On the Dependence of the Critical Success Index (CSI) on Prevalence

Abstract

The critical success index (CSI) is an established metric used in meteorology to verify the accuracy of weather forecasts. It is defined as the ratio of hits to the sum of hits, false alarms, and misses. Translationally, CSI has gained popularity as a unitary outcome measure in various clinical situations where large numbers of true negatives may influence the interpretation of other, more traditional, outcome measures, such as specificity (Spec) and negative predictive value (NPV), or when unified interpretation of positive predictive value (PPV) and sensitivity (Sens) is needed. The derivation of CSI from measures including PPV has prompted questions as to whether and how CSI values may vary with disease prevalence (P), just as PPV estimates are dependent on P, and hence whether CSI values are generalizable between studies with differing prevalences. As no detailed study of the relation of CSI to prevalence has been undertaken hitherto, the dataset of a previously published test accuracy study of a cognitive screening instrument was interrogated to address this question. Three different methods were used to examine the change in CSI across a range of prevalences, using both the Bayes formula and equations directly relating CSI to Sens, PPV, P, and the test threshold (Q). These approaches showed that, as expected, CSI does vary with prevalence, but the dependence differs according to the method of calculation that is adopted. Bayesian rescaling of both Sens and PPV generates a concave curve, suggesting that CSI will be maximal at a particular prevalence, which may vary according to the particular dataset.
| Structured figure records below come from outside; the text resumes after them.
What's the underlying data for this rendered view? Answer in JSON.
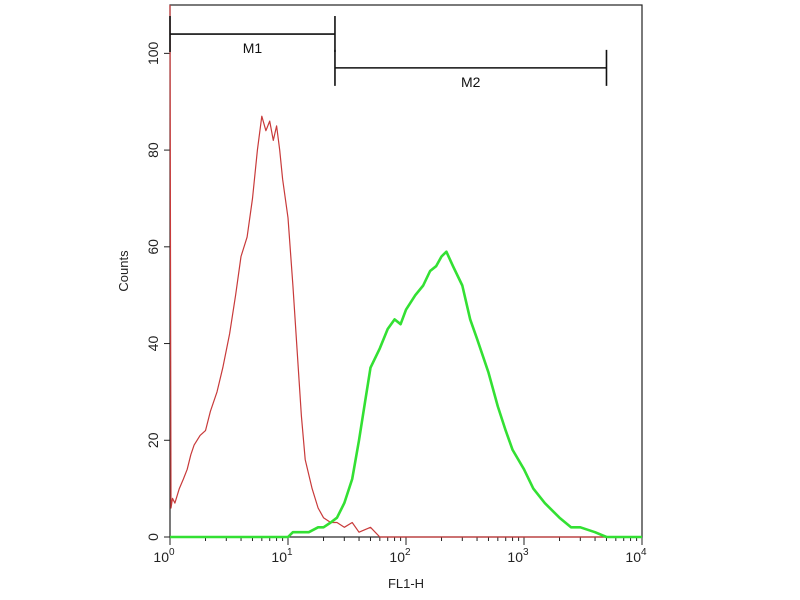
{
  "chart_data": {
    "type": "line",
    "xlabel": "FL1-H",
    "ylabel": "Counts",
    "x_scale": "log",
    "xlim": [
      1,
      10000
    ],
    "ylim": [
      0,
      110
    ],
    "x_ticks": [
      {
        "base": "10",
        "exp": "0",
        "value": 1
      },
      {
        "base": "10",
        "exp": "1",
        "value": 10
      },
      {
        "base": "10",
        "exp": "2",
        "value": 100
      },
      {
        "base": "10",
        "exp": "3",
        "value": 1000
      },
      {
        "base": "10",
        "exp": "4",
        "value": 10000
      }
    ],
    "y_ticks": [
      "0",
      "20",
      "40",
      "60",
      "80",
      "100"
    ],
    "grid": false,
    "markers": [
      {
        "label": "M1",
        "x_start": 1,
        "x_end": 25,
        "y": 104
      },
      {
        "label": "M2",
        "x_start": 25,
        "x_end": 5000,
        "y": 97
      }
    ],
    "series": [
      {
        "color": "#c83a3a",
        "stroke_width": 1.2,
        "points": [
          [
            1.0,
            110
          ],
          [
            1.02,
            6
          ],
          [
            1.05,
            8
          ],
          [
            1.1,
            7
          ],
          [
            1.2,
            10
          ],
          [
            1.3,
            12
          ],
          [
            1.4,
            14
          ],
          [
            1.5,
            17
          ],
          [
            1.6,
            19
          ],
          [
            1.8,
            21
          ],
          [
            2.0,
            22
          ],
          [
            2.2,
            26
          ],
          [
            2.5,
            30
          ],
          [
            2.8,
            35
          ],
          [
            3.2,
            42
          ],
          [
            3.6,
            50
          ],
          [
            4.0,
            58
          ],
          [
            4.5,
            62
          ],
          [
            5.0,
            70
          ],
          [
            5.5,
            80
          ],
          [
            6.0,
            87
          ],
          [
            6.5,
            84
          ],
          [
            7.0,
            86
          ],
          [
            7.5,
            82
          ],
          [
            8.0,
            85
          ],
          [
            8.5,
            80
          ],
          [
            9.0,
            74
          ],
          [
            10.0,
            66
          ],
          [
            11.0,
            52
          ],
          [
            12.0,
            38
          ],
          [
            13.0,
            25
          ],
          [
            14.0,
            16
          ],
          [
            16.0,
            10
          ],
          [
            18.0,
            6
          ],
          [
            20.0,
            4
          ],
          [
            23.0,
            3
          ],
          [
            26.0,
            3
          ],
          [
            30.0,
            2
          ],
          [
            35.0,
            3
          ],
          [
            40.0,
            1
          ],
          [
            50.0,
            2
          ],
          [
            60.0,
            0
          ],
          [
            10000,
            0
          ]
        ]
      },
      {
        "color": "#33e033",
        "stroke_width": 2.6,
        "points": [
          [
            1.0,
            0
          ],
          [
            10.0,
            0
          ],
          [
            11.0,
            1
          ],
          [
            13.0,
            1
          ],
          [
            15.0,
            1
          ],
          [
            18.0,
            2
          ],
          [
            20.0,
            2
          ],
          [
            23.0,
            3
          ],
          [
            26.0,
            4
          ],
          [
            30.0,
            7
          ],
          [
            35.0,
            12
          ],
          [
            40.0,
            20
          ],
          [
            45.0,
            28
          ],
          [
            50.0,
            35
          ],
          [
            60.0,
            39
          ],
          [
            70.0,
            43
          ],
          [
            80.0,
            45
          ],
          [
            90.0,
            44
          ],
          [
            100.0,
            47
          ],
          [
            120.0,
            50
          ],
          [
            140.0,
            52
          ],
          [
            160.0,
            55
          ],
          [
            180.0,
            56
          ],
          [
            200.0,
            58
          ],
          [
            220.0,
            59
          ],
          [
            250.0,
            56
          ],
          [
            300.0,
            52
          ],
          [
            350.0,
            45
          ],
          [
            400.0,
            41
          ],
          [
            500.0,
            34
          ],
          [
            600.0,
            27
          ],
          [
            700.0,
            22
          ],
          [
            800.0,
            18
          ],
          [
            1000.0,
            14
          ],
          [
            1200.0,
            10
          ],
          [
            1500.0,
            7
          ],
          [
            2000.0,
            4
          ],
          [
            2500.0,
            2
          ],
          [
            3000.0,
            2
          ],
          [
            4000.0,
            1
          ],
          [
            5000.0,
            0
          ],
          [
            10000,
            0
          ]
        ]
      }
    ]
  }
}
Keywords: Bayes formula; F measure; binary classification; critical success index; prevalence.

Figure 1

Panel of line graphs showing the study results. (A) Plot of CSI (♦) and PPV (▲) (y axis) for dementia diagnosis at fixed Q (Q = 0.387; MACE cut-off ≤ 20/30) versus prevalence P (x axis) calculated by sequential application of Equation (2) (Bayes formula) and Equation (1). (B) Plot of CSI (y axis) for dementia diagnosis at fixed Sens (0.912) and variable Q = 0.1 (♦), = 0.5 (▲), = 0.9 (*) versus prevalence P (x axis) calculated using Equation (3). (C) Plot of CSI (y axis) for dementia diagnosis at fixed PPV (0.356) and variable Q = 0.1 (♦), = 0.5 (▲), = 0.9 (*) versus prevalence P (x axis) calculated using Equation (4). (D) Plot of Sens (♦) and PPV (▲) (y axis) for dementia diagnosis at fixed Q (Q = 0.387, MACE cut-off ≤ 20/30) versus prevalence P (x axis) calculated by application of Equations (2) and (6), respectively. (E) Plot of CSI (y axis) for dementia diagnosis at fixed Q (Q = 0.387, MACE cut-off ≤ 20/30) versus prevalence P (x axis), combining rescaled Sens and PPV (D).